Seule photo autorisée, le maréchal Foch après la signature de l’armistice.
Le wagon de l’armistice dans la Cour d’Honneur des Invalides.
1940, les rôles sont inversés.
Les Allemands avaient détruit l’abri-musée pour en extraire le wagon…
Le 20 juin 1940, l’organisation Todt sera chargée de démolir une partie du bâtiment qui abrite le wagon pour en extraire la voiture et la placer ensuite au même endroit que pour l’armistice du 11 novembre 1918. Le 21 juin commence les négociations d’armistice, le lendemain, le 22 juin 1940, à 18 H 52, celui-ci sera signé.
…Puis remettre le wagon au même endroit qu’en 1918.
Aussitôt, Hitler donne l’ordre de raser la clairière de Rethondes, démonter les monuments (sauf Foch) et labourer la zone.
Destruction de la clairière de Rethondes sur ordre d’Hitler.
Le wagon sera ensuite évacué sur Berlin…
… où il sera exposé durant une semaine devant la Porte Brandebourg puis au Lustgarten où la population peut le visiter en cotisant pour le Secours populaire allemand.

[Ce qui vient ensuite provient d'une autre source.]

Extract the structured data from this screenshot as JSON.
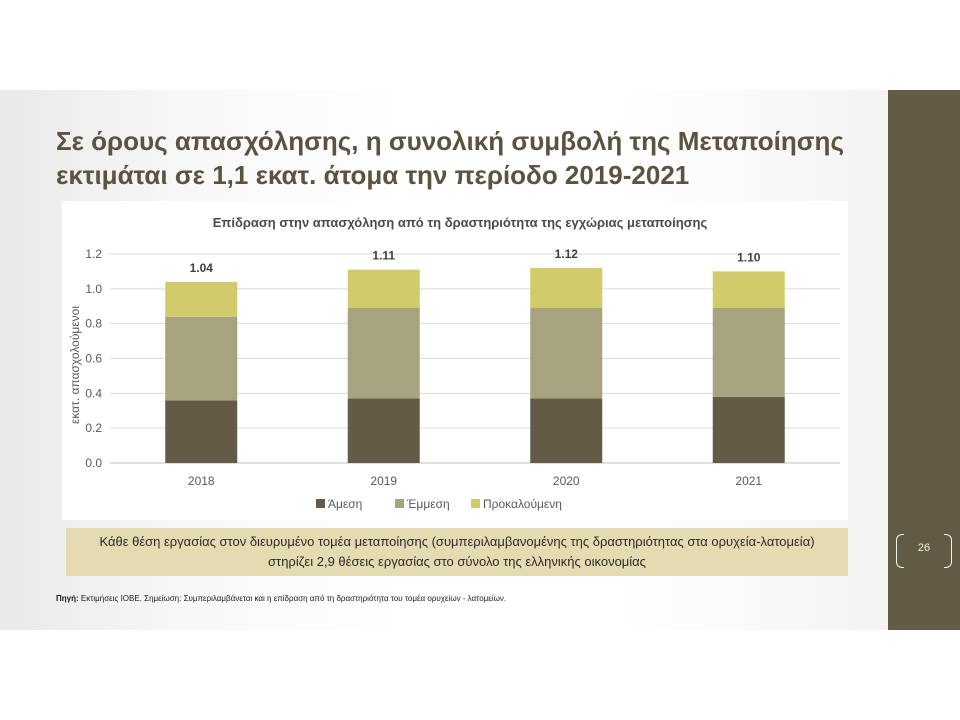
{
  "slide": {
    "title": "Σε όρους απασχόλησης, η συνολική συμβολή της Μεταποίησης εκτιμάται σε 1,1 εκατ. άτομα την περίοδο 2019-2021",
    "highlight_text": "Κάθε θέση εργασίας στον διευρυμένο τομέα μεταποίησης (συμπεριλαμβανομένης της δραστηριότητας στα ορυχεία-λατομεία) στηρίζει 2,9 θέσεις εργασίας στο σύνολο της ελληνικής οικονομίας",
    "footnote_label": "Πηγή:",
    "footnote_text": " Εκτιμήσεις ΙΟΒΕ. Σημείωση: Συμπεριλαμβάνεται και η επίδραση από τη δραστηριότητα του τομέα ορυχείων - λατομείων.",
    "page_number": "26"
  },
  "colors": {
    "title": "#5b5340",
    "side_band": "#625a45",
    "highlight_bg": "#e4dcb0"
  },
  "chart_data": {
    "type": "bar",
    "stacked": true,
    "title": "Επίδραση στην απασχόληση από τη δραστηριότητα της εγχώριας μεταποίησης",
    "xlabel": "",
    "ylabel": "εκατ. απασχολούμενοι",
    "ylim": [
      0,
      1.2
    ],
    "yticks": [
      "0.0",
      "0.2",
      "0.4",
      "0.6",
      "0.8",
      "1.0",
      "1.2"
    ],
    "grid": true,
    "legend_position": "bottom",
    "categories": [
      "2018",
      "2019",
      "2020",
      "2021"
    ],
    "series": [
      {
        "name": "Άμεση",
        "color": "#645b46",
        "values": [
          0.36,
          0.37,
          0.37,
          0.38
        ]
      },
      {
        "name": "Έμμεση",
        "color": "#a6a37e",
        "values": [
          0.48,
          0.52,
          0.52,
          0.51
        ]
      },
      {
        "name": "Προκαλούμενη",
        "color": "#d1cb6b",
        "values": [
          0.2,
          0.22,
          0.23,
          0.21
        ]
      }
    ],
    "totals": [
      "1.04",
      "1.11",
      "1.12",
      "1.10"
    ]
  }
}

Contrairement à ce que nous avons cru durant des années, Hitler n’a pas donné l’ordre de destruction du wagon. Peu avant la fin du conflit, il a fait évacuer le wagon en Thuringe, à Krawinkel, où il a été en partie brûlé. Récupéré par les soviétiques, il a été donné à une usine est-allemande de matériel ferroviaire. Il va finir comme « bête de somme » pendant trente ans avant d’être détruit dans les années 70.
Après la chute du mur de Berlin et la réunification de l’Allemagne, à Ohrdruf, qui se trouvait en RDA, on découvre que certains vestiges de la voiture n’avaient pas brûlé, on retrouva le blason de la CIWLT, les lettres de la voiture et la main-montoire pour monter dans la voiture. Ces vestiges avaient été récupérés par des habitants et furent rendus à la France en 1992.
Un wagon appartenant à la même série, N° 2439 D, aménagé à l’identique l’a remplacé dans la Clairière de Rethondes depuis le 11 novembre 1950, date de l’inauguration du Musée.